Sunday, November 5 at 4pm: “In This Our Life” (1942) When Bette was good, she was very, very good, but when she was bad she was better. One of her most outrageously bad characters was in this film, which toned down slightly the themes of incest and civil rights from the Pulitzer Prize-winning book of the same name by Ellen Glasgow. Bette and her six-time co-star Olivia de Havilland play Southern sisters with male names, Stanley and Roy. Stanley, about to marry Craig (her 13-time co-star George Brent), runs off with Roy’s husband, Peter (Dennis Morgan), and that is just the beginning of the chaos and destruction she creates for everyone who comes within range. John Huston directed until he left to work for the War Department after Pearl Harbor, and an uncredited Raoul Walsh finished the film, from a script by “Casablanca” co-writer Howard Koch. Its rare 1940’s sympathetic portrayal of African-American characters led to its being censored by the wartime US Office of Censorship.

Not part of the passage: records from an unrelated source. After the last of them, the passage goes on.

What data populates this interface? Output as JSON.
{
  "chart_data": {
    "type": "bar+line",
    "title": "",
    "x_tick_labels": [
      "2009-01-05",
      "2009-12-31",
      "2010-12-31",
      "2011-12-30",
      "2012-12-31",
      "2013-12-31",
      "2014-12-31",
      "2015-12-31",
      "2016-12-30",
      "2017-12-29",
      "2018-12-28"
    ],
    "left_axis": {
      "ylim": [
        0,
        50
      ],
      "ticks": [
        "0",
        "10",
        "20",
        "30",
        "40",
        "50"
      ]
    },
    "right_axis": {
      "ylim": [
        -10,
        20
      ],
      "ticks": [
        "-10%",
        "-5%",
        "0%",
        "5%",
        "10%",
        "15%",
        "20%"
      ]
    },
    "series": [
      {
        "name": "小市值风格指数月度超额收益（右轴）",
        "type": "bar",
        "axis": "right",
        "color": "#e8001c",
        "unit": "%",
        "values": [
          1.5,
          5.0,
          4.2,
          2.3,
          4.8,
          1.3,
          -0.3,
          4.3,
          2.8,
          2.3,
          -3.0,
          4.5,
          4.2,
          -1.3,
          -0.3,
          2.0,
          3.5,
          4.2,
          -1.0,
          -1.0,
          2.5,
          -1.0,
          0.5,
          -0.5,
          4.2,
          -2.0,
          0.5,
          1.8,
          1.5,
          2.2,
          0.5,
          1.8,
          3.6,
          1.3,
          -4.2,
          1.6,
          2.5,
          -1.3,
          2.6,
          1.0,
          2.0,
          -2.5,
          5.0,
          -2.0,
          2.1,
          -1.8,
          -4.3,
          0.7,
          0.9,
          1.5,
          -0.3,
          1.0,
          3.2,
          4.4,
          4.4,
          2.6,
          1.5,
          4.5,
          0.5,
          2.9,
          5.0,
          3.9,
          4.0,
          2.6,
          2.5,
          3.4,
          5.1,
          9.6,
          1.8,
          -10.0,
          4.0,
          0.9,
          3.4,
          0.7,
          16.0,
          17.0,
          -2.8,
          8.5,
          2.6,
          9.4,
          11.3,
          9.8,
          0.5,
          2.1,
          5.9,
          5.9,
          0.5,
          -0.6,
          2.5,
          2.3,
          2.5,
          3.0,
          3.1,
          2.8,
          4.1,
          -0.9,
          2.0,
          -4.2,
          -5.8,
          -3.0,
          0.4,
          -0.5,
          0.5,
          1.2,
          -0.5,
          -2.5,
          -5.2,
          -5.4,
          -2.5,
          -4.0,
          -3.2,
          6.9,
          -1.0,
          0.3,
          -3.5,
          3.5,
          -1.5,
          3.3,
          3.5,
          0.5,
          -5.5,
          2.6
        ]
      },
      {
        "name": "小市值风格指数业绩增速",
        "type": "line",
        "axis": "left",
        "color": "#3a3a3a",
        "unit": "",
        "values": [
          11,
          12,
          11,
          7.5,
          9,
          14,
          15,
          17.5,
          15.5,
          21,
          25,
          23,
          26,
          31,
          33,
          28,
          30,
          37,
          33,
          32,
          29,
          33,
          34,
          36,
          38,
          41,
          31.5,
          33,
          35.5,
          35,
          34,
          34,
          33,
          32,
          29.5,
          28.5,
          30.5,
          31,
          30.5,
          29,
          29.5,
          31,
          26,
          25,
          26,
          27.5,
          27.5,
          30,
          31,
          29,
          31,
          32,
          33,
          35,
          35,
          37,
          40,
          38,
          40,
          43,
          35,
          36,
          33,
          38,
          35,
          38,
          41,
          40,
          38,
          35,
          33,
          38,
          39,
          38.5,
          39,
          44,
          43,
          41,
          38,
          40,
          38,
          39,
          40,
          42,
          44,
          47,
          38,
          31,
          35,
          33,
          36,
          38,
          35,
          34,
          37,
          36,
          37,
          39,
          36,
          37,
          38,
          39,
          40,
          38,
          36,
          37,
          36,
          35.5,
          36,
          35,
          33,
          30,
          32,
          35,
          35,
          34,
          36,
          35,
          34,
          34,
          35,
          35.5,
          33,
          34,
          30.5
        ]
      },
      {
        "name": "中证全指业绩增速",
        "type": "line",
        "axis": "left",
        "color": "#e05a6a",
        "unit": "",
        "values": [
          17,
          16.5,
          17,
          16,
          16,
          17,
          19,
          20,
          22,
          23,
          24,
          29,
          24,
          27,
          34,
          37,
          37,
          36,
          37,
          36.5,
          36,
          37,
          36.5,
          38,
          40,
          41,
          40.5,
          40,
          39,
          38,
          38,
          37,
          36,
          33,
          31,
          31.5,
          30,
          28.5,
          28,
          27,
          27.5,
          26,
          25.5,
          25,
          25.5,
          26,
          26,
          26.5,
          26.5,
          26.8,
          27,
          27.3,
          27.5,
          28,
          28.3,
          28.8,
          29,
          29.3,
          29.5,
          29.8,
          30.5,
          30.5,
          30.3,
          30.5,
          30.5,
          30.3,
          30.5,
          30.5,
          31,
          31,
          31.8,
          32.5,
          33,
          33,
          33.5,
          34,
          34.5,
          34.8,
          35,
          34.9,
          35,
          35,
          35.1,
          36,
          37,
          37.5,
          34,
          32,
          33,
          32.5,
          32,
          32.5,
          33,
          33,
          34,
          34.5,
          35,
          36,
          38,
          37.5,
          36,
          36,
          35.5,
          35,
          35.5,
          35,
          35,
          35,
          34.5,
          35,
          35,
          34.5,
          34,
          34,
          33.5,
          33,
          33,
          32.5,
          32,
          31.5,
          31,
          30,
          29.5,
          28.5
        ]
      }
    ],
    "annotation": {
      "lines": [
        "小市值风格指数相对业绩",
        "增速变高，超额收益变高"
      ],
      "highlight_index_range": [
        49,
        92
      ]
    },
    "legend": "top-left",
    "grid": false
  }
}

Sunday, November 12 at 4pm: “Mildred Pierce” (1945) This is perhaps Crawford’s quintessential role, and she won a Best Actress Oscar for it, playing a tough, hard-working single mother who fights her way to professional success but is nearly undone by her extravagant love for the daughter who rejects her. Adapted from the James M. Cain novel, “Mildred Pierce” is an unforgettable amalgam of “women’s picture” and film noir. Directed by Michael Curtiz, with Ann Blyth, Zachary Scott, and Eve Arden.